|Title||The effect of different matrices on the growth kinetics and heat resistance of Listeria monocytogenes and Lactobacillus plantarum|
|Author(s)||Aryani, D.C.; Zwietering, M.H.; Besten, H.M.W. den|
|Source||International Journal of Food Microbiology 238 (2016). - ISSN 0168-1605 - p. 326 - 337.|
Food Microbiology Laboratory
|Publication type||Refereed Article in a scientific journal|
|Keyword(s)||Food matrix - Gamma factors - Pathogen - Spoilage - Validation|
Microbial growth and inactivation kinetics in food can be predicted when the effects of food properties and environmental conditions on microbial responses are available. However the effects of these intrinsic and extrinsic variables on microbial kinetics are often obtained using laboratory media, and deviations between predictions and true behaviour might occur if the specific effect of a food product is not known or considered in the prediction. Therefore, knowing the food specific effect on microbial kinetics might not only result in a more realistic growth and inactivation prediction, but also extend the knowledge on factors influencing growth and heat resistance. In this study, growth predictions of Listeria monocytogenes and Lactobacillus plantarum were validated in laboratory media and in milk and ham as model food products. A good agreement between the predicted and observed growth kinetics in laboratory media highlighted the possibility to predict μmax based on cardinal growth parameters obtained from OD-based measurement in laboratory media. Only in two conditions (BHI pH 5.5 at 7 °C; and BHI pH 5.5, undissociated lactic acid concentration of 1 mM at 7 °C) a possible interaction between growth limiting factors was observed, yet existing interaction models were not better in predicting growth.
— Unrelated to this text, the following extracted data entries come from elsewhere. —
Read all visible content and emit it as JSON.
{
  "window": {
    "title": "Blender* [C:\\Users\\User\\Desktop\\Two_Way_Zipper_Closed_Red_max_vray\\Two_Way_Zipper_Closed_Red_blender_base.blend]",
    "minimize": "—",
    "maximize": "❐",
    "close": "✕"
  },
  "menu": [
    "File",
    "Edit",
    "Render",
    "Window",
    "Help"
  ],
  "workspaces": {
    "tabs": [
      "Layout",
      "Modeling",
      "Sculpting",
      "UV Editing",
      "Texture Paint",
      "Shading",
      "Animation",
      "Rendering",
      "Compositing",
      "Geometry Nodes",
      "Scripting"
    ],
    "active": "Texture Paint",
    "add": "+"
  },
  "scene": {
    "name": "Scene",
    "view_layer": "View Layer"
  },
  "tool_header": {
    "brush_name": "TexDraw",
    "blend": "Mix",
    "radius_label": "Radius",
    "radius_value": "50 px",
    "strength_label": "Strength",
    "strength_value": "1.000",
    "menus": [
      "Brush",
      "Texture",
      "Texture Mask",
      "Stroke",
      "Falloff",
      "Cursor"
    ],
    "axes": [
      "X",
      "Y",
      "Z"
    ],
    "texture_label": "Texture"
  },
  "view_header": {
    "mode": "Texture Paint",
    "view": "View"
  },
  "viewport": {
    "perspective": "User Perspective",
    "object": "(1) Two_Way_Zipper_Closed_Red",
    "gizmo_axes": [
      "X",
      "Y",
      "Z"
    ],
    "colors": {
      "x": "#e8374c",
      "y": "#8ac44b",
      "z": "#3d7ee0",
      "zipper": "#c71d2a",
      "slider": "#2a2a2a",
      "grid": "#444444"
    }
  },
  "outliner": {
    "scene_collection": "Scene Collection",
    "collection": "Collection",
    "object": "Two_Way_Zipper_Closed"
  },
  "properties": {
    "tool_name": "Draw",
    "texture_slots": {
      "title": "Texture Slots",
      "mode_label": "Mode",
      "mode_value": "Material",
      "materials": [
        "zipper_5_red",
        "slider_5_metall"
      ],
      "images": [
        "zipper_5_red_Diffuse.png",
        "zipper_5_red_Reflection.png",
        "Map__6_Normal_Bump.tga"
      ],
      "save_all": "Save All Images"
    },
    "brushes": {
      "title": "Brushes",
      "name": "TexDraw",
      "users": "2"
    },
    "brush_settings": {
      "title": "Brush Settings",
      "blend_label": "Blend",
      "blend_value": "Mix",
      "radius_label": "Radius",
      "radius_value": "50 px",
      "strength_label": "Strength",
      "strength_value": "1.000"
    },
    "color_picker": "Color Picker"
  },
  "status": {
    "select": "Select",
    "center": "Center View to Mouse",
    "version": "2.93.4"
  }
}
Growth validation in the two model foods showed that the food specific effects were strain dependent, which might further complicate accurate prediction. For both species the effect of strain variability on thermal inactivation was similar to the food specific effects, and the latter was mainly determined by the effect of ham as heating medium. The combination of both effects explained (almost) all variability found in literature, however, with some bias.